With effort born from memories of a lifetime spent mastering this artifact, Shirou dismissed the Breidablik. It dissolved into motes of light, vanishing back into whatever space between worlds it inhabited when not summoned.

His hand fell limp.

The pain returned immediately…

As his burns, his broken ribs, the smoke filled his lungs, Shirou coughed violently, tasting ash and blood. His vision darkened at the edges.

'I survived a war against the Creator of the Nine Realms, only to die in a fire as a child?'

The irony would have been funny if he weren't so tired.

Shirou heard footsteps.

Through the haze of smoke and delirium, Shirou saw a figure approaching.

A man, tall and gaunt, wearing what had once been a business suit, now torn and stained with soot and blood. His face was haggard, his eyes hollow with the weight of some unbearable burden.

The man stopped when he saw Shirou. His eyes widened.

For a long moment, neither moved. The man seemed frozen, staring at the broken child amid the rubble as if he were seeing a ghost. His lips trembled. His hands shook.

Then he ran towards Shirou, a mere boy walking through what seemed to be the fires from the Realm of Hel itself.

Shirou didn't have the strength to react as the man dropped to his knees and pulled him into a desperate embrace.

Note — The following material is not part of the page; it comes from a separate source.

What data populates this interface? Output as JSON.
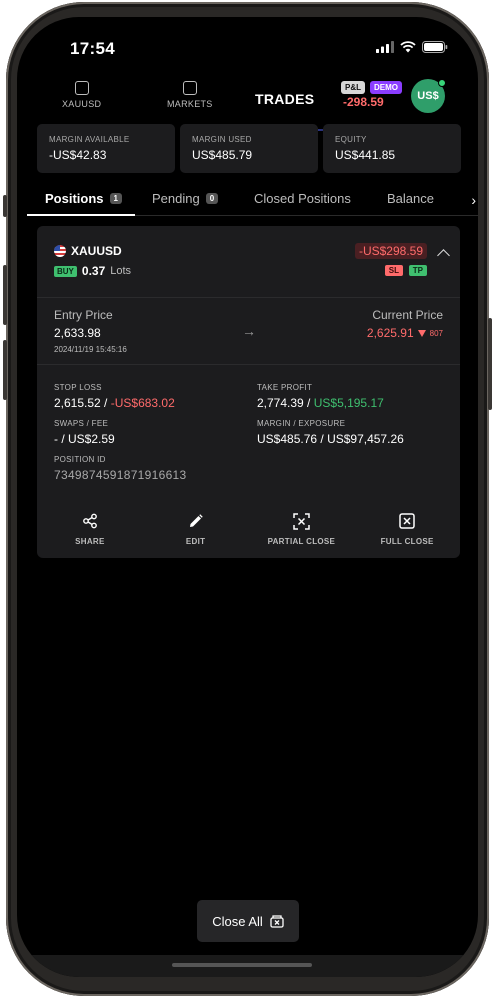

The stranger's body trembled violently, and Shirou felt wetness against his shoulder… tears, hot and uncontrolled.

"You survived," The man choked out, his voice raw with emotion Shirou couldn't identify. Relief? Anguish? Both? "Someone... someone actually survived. I saved... I finally saved someone..."

The words came out broken, fragmented, as if the man couldn't quite believe them himself. His grip tightened—not painfully, but with the desperation of someone clutching the last piece of driftwood in a storm.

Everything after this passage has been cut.